At the last ZBA meeting on March 21, the item prior to Murphy Lane involved a builder who had constructed a house that violated the zoning setback by four feet and was seeking a variance after the fact. Without the variance it would cloud any future sale of the property. It was interesting that some of the most conservative members of the ZBA went on about it. Keith Kaplan said “the sheer amount [of the violation] shocked me.” Chairman William Moore opined, “four feet is a big mess.” Gary Hasbrouck noted that his failure to have the property surveyed before he built was the root of the problem. He asked him how much he saved by not having the survey and the applicant told him the survey would have cost $1000.00. Mr. Hasbouck just shook his head.

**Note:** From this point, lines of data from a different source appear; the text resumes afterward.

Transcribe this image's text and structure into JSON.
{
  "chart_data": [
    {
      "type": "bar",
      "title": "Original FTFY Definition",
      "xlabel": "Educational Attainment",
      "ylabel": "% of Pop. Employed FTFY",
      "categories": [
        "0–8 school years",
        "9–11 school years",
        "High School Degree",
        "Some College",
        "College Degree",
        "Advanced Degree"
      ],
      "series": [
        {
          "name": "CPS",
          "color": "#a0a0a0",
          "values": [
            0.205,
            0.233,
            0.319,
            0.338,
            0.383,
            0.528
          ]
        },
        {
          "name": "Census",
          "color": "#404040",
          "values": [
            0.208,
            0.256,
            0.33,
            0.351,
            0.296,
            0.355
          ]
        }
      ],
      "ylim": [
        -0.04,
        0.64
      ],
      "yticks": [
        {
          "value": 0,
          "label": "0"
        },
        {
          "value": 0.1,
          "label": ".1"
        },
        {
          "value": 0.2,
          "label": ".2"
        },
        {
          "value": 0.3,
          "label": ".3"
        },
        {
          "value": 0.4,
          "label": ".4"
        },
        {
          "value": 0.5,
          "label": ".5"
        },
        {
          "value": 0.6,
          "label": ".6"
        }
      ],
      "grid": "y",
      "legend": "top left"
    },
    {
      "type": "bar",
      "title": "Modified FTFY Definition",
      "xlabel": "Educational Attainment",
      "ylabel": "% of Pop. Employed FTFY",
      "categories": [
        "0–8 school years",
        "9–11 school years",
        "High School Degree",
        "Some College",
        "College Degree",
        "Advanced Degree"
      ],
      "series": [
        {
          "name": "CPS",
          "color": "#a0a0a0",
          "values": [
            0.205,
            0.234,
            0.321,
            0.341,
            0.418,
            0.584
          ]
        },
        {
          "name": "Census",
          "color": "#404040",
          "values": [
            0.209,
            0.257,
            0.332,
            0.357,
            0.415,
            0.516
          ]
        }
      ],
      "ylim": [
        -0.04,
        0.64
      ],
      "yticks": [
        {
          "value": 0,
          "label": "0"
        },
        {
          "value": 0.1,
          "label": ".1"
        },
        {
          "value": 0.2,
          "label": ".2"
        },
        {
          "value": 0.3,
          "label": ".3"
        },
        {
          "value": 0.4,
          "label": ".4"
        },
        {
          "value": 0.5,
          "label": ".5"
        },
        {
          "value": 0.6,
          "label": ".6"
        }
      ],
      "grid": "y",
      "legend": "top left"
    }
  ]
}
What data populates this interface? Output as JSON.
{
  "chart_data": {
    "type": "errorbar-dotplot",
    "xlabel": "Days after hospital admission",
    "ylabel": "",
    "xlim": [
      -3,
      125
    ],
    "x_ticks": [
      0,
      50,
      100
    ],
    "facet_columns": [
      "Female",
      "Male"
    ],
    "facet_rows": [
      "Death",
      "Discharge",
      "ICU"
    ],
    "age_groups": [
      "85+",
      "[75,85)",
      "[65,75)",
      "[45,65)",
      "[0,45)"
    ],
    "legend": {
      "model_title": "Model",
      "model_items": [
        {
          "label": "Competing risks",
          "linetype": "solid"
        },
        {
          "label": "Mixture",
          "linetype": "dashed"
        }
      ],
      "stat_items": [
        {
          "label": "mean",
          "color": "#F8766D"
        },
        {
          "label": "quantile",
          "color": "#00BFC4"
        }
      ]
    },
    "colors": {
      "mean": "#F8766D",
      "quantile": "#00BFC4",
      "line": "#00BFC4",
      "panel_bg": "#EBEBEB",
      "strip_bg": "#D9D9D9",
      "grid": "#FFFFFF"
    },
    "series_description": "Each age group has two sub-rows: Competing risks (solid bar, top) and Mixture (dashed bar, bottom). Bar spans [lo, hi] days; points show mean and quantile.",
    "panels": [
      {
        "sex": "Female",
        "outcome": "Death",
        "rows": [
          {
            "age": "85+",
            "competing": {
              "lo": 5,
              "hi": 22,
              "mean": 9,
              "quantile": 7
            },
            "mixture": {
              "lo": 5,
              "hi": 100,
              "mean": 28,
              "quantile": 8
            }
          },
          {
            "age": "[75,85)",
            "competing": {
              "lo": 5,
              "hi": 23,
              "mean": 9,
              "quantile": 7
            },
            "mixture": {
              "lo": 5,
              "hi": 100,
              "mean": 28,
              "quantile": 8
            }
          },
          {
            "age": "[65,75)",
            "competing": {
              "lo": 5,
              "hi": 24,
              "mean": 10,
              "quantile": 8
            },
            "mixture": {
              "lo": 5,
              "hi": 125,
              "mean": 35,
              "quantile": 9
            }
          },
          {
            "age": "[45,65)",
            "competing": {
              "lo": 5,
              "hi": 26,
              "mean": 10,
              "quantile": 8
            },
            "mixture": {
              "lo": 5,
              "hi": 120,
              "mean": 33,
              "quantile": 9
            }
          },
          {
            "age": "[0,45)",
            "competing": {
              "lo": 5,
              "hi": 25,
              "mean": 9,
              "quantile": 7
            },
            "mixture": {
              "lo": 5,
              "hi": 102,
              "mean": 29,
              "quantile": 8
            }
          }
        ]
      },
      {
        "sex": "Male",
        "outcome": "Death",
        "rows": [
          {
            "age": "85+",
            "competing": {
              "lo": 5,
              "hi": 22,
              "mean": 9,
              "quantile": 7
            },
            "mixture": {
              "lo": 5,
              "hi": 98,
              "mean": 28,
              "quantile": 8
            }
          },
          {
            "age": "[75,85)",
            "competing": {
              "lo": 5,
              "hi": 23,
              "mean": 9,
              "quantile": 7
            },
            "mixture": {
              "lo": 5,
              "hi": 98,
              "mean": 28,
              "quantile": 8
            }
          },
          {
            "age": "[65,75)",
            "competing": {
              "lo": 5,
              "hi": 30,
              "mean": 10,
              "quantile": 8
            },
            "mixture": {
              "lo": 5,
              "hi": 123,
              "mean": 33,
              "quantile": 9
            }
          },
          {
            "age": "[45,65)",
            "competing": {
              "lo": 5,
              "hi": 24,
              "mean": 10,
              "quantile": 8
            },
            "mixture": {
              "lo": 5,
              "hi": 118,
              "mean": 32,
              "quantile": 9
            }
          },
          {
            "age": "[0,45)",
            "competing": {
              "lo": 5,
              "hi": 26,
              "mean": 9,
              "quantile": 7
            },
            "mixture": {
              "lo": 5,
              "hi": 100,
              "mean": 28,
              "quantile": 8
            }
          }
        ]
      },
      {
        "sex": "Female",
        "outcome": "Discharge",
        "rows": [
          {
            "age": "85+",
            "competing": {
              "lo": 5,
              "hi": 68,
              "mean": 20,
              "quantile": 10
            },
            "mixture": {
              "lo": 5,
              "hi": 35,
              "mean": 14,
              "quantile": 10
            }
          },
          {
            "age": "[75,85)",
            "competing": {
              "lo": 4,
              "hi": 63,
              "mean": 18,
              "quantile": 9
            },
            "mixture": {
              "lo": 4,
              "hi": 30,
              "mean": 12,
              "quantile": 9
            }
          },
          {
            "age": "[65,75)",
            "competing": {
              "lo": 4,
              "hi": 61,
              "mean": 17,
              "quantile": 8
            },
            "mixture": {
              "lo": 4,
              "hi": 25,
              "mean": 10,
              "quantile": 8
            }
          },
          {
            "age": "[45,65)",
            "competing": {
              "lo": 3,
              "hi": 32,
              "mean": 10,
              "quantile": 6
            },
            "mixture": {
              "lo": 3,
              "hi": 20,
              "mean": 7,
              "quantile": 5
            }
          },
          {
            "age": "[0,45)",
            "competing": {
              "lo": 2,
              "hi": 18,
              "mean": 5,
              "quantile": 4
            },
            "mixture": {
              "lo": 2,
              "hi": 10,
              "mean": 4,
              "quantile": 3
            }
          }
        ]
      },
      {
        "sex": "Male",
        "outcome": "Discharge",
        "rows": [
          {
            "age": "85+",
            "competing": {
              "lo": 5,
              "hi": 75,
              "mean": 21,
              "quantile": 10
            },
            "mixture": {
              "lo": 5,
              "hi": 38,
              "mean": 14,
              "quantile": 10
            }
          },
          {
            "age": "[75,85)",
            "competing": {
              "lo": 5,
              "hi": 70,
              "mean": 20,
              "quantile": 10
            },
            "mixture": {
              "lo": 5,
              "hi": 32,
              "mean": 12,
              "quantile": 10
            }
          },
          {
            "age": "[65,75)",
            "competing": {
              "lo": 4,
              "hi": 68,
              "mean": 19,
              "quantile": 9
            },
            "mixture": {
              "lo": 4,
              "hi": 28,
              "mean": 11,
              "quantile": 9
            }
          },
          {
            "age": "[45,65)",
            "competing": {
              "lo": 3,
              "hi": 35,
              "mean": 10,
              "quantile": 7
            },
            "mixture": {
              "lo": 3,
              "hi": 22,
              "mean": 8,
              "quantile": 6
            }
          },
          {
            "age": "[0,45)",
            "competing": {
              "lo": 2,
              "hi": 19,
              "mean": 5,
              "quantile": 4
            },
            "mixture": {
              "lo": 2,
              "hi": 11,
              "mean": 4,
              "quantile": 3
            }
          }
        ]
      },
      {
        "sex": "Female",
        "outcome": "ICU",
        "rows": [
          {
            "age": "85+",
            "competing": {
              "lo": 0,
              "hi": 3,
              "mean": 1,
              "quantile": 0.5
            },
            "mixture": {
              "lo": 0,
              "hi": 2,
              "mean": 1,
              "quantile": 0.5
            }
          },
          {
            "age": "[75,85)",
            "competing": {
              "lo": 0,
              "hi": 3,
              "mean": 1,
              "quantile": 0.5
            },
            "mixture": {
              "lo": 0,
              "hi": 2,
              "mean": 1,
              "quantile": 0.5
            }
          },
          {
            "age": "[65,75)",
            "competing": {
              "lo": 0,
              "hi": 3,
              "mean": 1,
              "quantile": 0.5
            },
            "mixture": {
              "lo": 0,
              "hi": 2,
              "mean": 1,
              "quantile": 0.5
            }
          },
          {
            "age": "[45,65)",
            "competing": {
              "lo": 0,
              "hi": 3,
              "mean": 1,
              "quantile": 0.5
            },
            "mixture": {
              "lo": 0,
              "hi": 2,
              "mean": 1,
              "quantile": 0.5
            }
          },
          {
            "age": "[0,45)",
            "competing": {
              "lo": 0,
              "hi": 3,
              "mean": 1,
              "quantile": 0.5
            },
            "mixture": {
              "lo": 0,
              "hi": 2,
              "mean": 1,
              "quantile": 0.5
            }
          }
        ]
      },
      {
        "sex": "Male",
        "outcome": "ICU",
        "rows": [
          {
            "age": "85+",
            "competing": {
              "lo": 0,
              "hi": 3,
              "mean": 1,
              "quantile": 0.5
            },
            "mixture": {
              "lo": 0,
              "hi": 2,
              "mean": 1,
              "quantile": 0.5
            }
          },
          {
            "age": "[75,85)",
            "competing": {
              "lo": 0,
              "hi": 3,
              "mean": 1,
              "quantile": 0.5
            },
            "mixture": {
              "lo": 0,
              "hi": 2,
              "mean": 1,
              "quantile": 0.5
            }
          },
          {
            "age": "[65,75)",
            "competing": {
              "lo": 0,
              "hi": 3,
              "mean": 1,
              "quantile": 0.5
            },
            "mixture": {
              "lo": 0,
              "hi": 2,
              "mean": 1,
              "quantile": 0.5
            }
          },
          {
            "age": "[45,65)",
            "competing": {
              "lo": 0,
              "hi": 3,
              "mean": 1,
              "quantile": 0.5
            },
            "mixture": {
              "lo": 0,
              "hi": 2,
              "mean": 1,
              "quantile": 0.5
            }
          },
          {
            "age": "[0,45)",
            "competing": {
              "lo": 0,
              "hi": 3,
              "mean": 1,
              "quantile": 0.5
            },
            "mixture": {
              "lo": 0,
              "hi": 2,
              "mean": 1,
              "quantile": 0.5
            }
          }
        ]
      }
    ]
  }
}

This prompted Skip Carlson to offer the following devastating remarks:
“It seems like this is happening more and more to this board. People coming in asking for forgiveness rather than permission. I don’t know whether it goes to code enforcement. Whether we could do something with code enforcement and make sure this doesn’t happen. Maybe [we tell people] listen, you do this or there is going to be a fine. Whatever we can do to make people take notice ‘cause I’m only here for sixteen more meetings but I’ve been here seven years and I have seen this happening more and more often. Sooner or later this board is going to go nuclear and make someone rip something down that has already been built. I can see it’s going to happen sooner than later. (my emphasis) This board is going to have to set an example. This [is] happening way too much so here is what we are going to do. We are going to draw a line in the sand maybe when I’m not here. I can see that happening in the future and maybe that’s what this board’s got to do to make sure this doesn’t [keep] happening.”
For the many people who have attended the ZBA meetings and left in frustration, this statement by Mr. Carlson indicates that all the citizen effort may be starting to have a real impact.